L'hôpital ne se moque pas de la charité
Quand je rentre dans cette chambre bien illuminée par ce (trop) chaud soleil de mai, ce qui me frappe c'est cette petite silhouette voutée sur son fauteuil roulant.
Elle a l'air tellement fragile.
On dirait presque qu'on va pouvoir voir à travers elle avec ce soleil.
Elle n'a pas l'air consciente de ma présence, petite chose repliée sur elle, le nez dans ses mots croisés, elle n'a même pas tourné la tête.
Dans le 2e lit de la chambre, son mari est allongé et il dort.

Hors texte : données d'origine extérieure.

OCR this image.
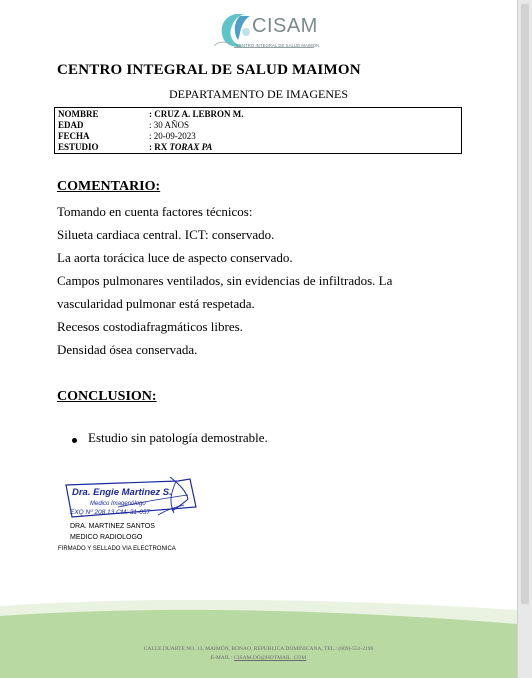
CISAM
CENTRO INTEGRAL DE SALUD MAIMON
CENTRO INTEGRAL DE SALUD MAIMON
DEPARTAMENTO DE IMAGENES
NOMBRE	: CRUZ A. LEBRON M.
EDAD	: 30 AÑOS
FECHA	: 20-09-2023
ESTUDIO	: RX TORAX PA
COMENTARIO:
Tomando en cuenta factores técnicos:
Silueta cardiaca central. ICT: conservado.
La aorta torácica luce de aspecto conservado.
Campos pulmonares ventilados, sin evidencias de infiltrados. La
vascularidad pulmonar está respetada.
Recesos costodiafragmáticos libres.
Densidad ósea conservada.
CONCLUSION:
Estudio sin patología demostrable.
Dra. Engie Martinez S.
Medico Imagenólogo
EXQ Nº 208 13 CM: 31-057
DRA. MARTINEZ SANTOS
MEDICO RADIOLOGO
FIRMADO Y SELLADO VIA ELECTRONICA
CALLE DUARTE NO. 13, MAIMÓN, BONAO, REPUBLICA DOMINICANA, TEL.: (809)-551-2196
E-MAIL : CISAM.DO@HOTMAIL .COM
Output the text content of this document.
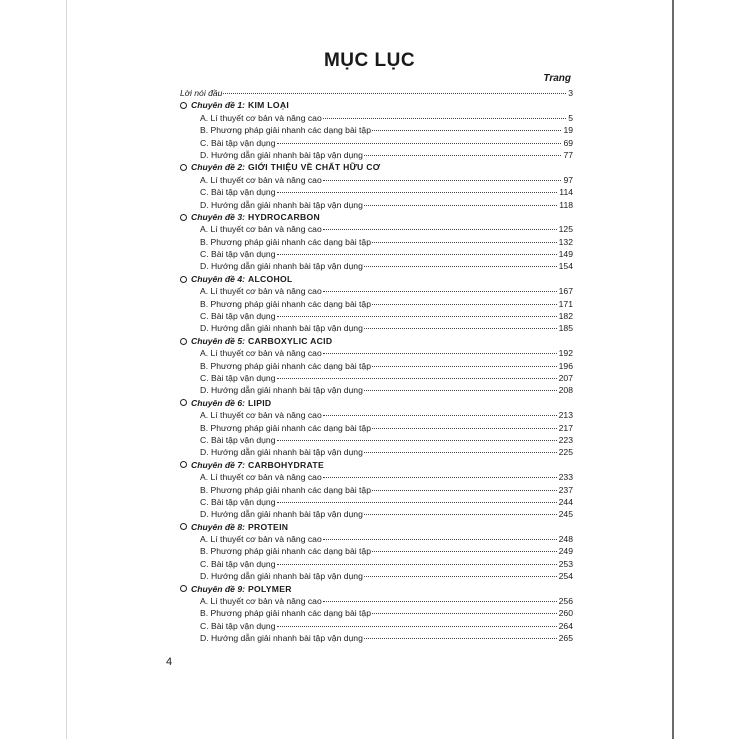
MỤC LỤC
Trang
Lời nói đầu	3
Chuyên đề 1: KIM LOẠI
A. Lí thuyết cơ bản và nâng cao	5
B. Phương pháp giải nhanh các dạng bài tập	19
C. Bài tập vận dụng	69
D. Hướng dẫn giải nhanh bài tập vận dụng	77
Chuyên đề 2: GIỚI THIỆU VỀ CHẤT HỮU CƠ
A. Lí thuyết cơ bản và nâng cao	97
C. Bài tập vận dụng	114
D. Hướng dẫn giải nhanh bài tập vận dụng	118
Chuyên đề 3: HYDROCARBON
A. Lí thuyết cơ bản và nâng cao	125
B. Phương pháp giải nhanh các dạng bài tập	132
C. Bài tập vận dụng	149
D. Hướng dẫn giải nhanh bài tập vận dụng	154
Chuyên đề 4: ALCOHOL
A. Lí thuyết cơ bản và nâng cao	167
B. Phương pháp giải nhanh các dạng bài tập	171
C. Bài tập vận dụng	182
D. Hướng dẫn giải nhanh bài tập vận dụng	185
Chuyên đề 5: CARBOXYLIC ACID
A. Lí thuyết cơ bản và nâng cao	192
B. Phương pháp giải nhanh các dạng bài tập	196
C. Bài tập vận dụng	207
D. Hướng dẫn giải nhanh bài tập vận dụng	208
Chuyên đề 6: LIPID
A. Lí thuyết cơ bản và nâng cao	213
B. Phương pháp giải nhanh các dạng bài tập	217
C. Bài tập vận dụng	223
D. Hướng dẫn giải nhanh bài tập vận dụng	225
Chuyên đề 7: CARBOHYDRATE
A. Lí thuyết cơ bản và nâng cao	233
B. Phương pháp giải nhanh các dạng bài tập	237
C. Bài tập vận dụng	244
D. Hướng dẫn giải nhanh bài tập vận dụng	245
Chuyên đề 8: PROTEIN
A. Lí thuyết cơ bản và nâng cao	248
B. Phương pháp giải nhanh các dạng bài tập	249
C. Bài tập vận dụng	253
D. Hướng dẫn giải nhanh bài tập vận dụng	254
Chuyên đề 9: POLYMER
A. Lí thuyết cơ bản và nâng cao	256
B. Phương pháp giải nhanh các dạng bài tập	260
C. Bài tập vận dụng	264
D. Hướng dẫn giải nhanh bài tập vận dụng	265
4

C'est pour lui que je suis là.
Lui il est malade.
Elle, non.
Agée oui.
Elle ne marche plus bien, elle ne voit plus bien, elle ne s'occupe plus de rien.
En vérité elle est dépendante, elle ne peut plus vivre seule car elle ne peut plus assumer les gestes de la vie quotidienne.
C'est son mari qui les faisait.
C'est pour ça que quand les urgentistes ont découvert dans leur appartement le monsieur allongé sur le sol du salon, qu'ils ont décidé de l'emmener aux Urgences, ils ont emmené la dame aussi.
Pas parce qu'elle était malade aussi, pas parce qu'elle avait une urgence vitale.
Parce que pas de famille proche pour la prendre en charge.
Parce que pas de structure à qui la confier en attendant.
Parce que pas question de la laisser seule là et de la mettre en détresse.
Alors on l'a hospitalisé, elle aussi.
"Sans raisons" ... médicales tout du moins.
Cette dame n'a rien à faire dans cette chambre, mais elle s'y sent bien.
Elle est avec son mari dont elle n'a jamais été séparée, elle voit qu'on s'occupe de lui. On s'occupe bien d'elle aussi, elle est entourée et rassurée.
Elle a déjà oublié les longues minutes d'angoisse en attendant les secours.
Où donc aurait-on pu la mettre sinon en attendant de trouver une solution plus logique et satisfaisante?
Combien sont-ils d'autres dans les chambres de cet immense batiment à être là parce qu'il n'y a pas d'ailleurs meilleur pour s'occuper d'eux?
Hopital, dernier refuge contre la misère et la solitude.
A la fois rustine et roue de secours.